Selama penyimpanan dan pengolahan daging segar, otot-otot
tetap firm (konsistensi keras, ekstensibel), kondisi lembab kecuali kalau
mengalami tingkat perubahan pascamerta yang tidak biasanya. Juga terjadi
beberapa perubahan yang sangat halus (tidak kentara) yang menghasilkan
perbaikan palatabilitas khususnya keempukan.
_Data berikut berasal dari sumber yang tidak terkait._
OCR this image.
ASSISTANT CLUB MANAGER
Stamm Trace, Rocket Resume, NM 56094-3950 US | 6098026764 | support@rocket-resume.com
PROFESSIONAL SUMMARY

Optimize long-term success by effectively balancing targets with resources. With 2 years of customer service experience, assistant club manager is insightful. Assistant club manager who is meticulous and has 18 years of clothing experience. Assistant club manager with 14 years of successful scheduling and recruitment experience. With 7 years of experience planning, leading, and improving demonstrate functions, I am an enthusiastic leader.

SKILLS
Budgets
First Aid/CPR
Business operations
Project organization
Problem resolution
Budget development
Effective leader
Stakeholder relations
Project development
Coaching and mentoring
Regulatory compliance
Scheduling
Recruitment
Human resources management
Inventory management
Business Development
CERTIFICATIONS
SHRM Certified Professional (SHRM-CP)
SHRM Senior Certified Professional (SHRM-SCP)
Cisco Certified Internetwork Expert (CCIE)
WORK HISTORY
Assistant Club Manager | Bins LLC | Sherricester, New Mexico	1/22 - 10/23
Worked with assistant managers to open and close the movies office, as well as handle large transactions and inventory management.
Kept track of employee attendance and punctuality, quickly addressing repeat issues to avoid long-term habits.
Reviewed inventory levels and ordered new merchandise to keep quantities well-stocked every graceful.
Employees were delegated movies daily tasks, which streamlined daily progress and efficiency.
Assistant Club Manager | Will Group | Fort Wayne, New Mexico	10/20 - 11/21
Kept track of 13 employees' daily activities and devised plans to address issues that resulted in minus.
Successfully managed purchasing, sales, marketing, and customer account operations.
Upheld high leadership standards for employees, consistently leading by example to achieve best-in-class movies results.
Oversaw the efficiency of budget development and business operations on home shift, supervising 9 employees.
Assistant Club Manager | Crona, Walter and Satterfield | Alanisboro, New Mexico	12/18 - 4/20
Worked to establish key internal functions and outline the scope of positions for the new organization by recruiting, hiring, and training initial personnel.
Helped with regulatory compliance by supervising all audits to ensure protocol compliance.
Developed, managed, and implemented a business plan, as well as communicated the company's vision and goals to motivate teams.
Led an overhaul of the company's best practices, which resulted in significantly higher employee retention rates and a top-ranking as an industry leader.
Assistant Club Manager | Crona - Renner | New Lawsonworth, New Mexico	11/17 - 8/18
Perubahan-perubahan ini
merupakan sebagian bertanggung jawab untuk perbaikan palatabilitas yang
berkaitan dengan maturasi (aging) daging.
Daya Ikat Air (WHC)
Tingkat kemampuan mengikat air dihubungkan dengan masing-masing
tingkat rigor, atau dengan tingkat perubahan pascamerta, dapat diamati
sebab mempunyai skala besar terhadap kekerasan (firmness), struktur, dan
tekstur. Otot-otot dengan proporsi ekstrem tinggi dalam mengikat air
adalah firm (keras), mempunyai struktur ketat, dan mempunyai tekstur
kering atau lengket. Sebaliknya jaringan dengan kemampuan mengikat air
yang rendah adalah lunak (soft) mempunyai struktur yang terbuka
(renggang), dan teksturnya basah atau berbiji/berurat. Pemerataan air
intraseluler pada kasus yang pertama dan air ekstraseluler pada kasus yang
terakhir menjelaskan perbedaan-perbedaan ini yang berhubungan dengan
kemampuan mengikat air.
Lemak Intramuskuler
Lemak intramuskuler (marbling) mempunyai kontribusi terhadap
kekerasan (firmness) daging refrigerasi. Pengerasan (solidifikasi) lemak
terjadi selama pendinginan dan membantu potongan-potongan eceran
(retail cuts), seperti steak dan chops, mempertahankan ketebalan yang
seragam dan bentuk yang khas selama penanganan dan
penyimpanan. Marbling juga merupakan factor visual, dan hal semacam
ini mungkin menyenangkan beberapa konsumen yang mengasosiasikannya
dengan cita-rasa dan kebasahan (juiciness), sementara yang lain mungkin
menjadi objek terhadap visualisasi lemak pada daging yang mereka beli.
Jaringan Ikat
Ukuran berkas otot individual (fasciculi) dan juga jumlah jaringan ikat
dalam otot akan mempengaruhi tekstur daging. Berkas serat otot yang luas
dan jumlah jaringan ikat perimisial yang luas sekitar berkas pertama dan
kedua dihubungkan dengan daging bertekstur kasar. Otot-otot pada daerah
limbs (tungkai dan lengan) yang merupakan bagian pergerakan
(lokomotif) secara ektensif mempunyai relative tinggi jumlah jaringan ikat
dan cenderung teksturnya kasar. Sementara itu otot-otot bagian belakang
yang jarang digunakan, seperti longissimus, dan khususnya otot psoas,
mempunyai jaringan ikat yang kurang banyak dan teksturnya halus. Otot-
otot yang kasar adalah kurang empuk daripada otot-otot yang teksturnya
halus, kecuali kalau metoda pemasakan khusus digunakan untuk
memecahkan jaringan ikat kolagen dan dengan demikian mengempukkan
daging.
Perimisium sekitar berkas otot pertama dan kedua tersusun atas
terutama kolagen. Kandungan kolagen perimisium berayun antara 54
98% diantara otot-otot utama daging sapi. Kandungan kolagen sekitar
kesluruhan otot berayun antara 13 24% pada daging sapi, sementara itu
disekitar endomisium serat-serat otot individual berayun antara 24 42%.
Jaringan ikat berperan utama dalam keempukan/kealotan daging.
Namun demikan keempukan produk daging merupakan hasil dari
kombinasi kompleks dari beberapa faktor dimana salah satunya dapat
mengurangi secara serius palatabilitas dari produk tersebut.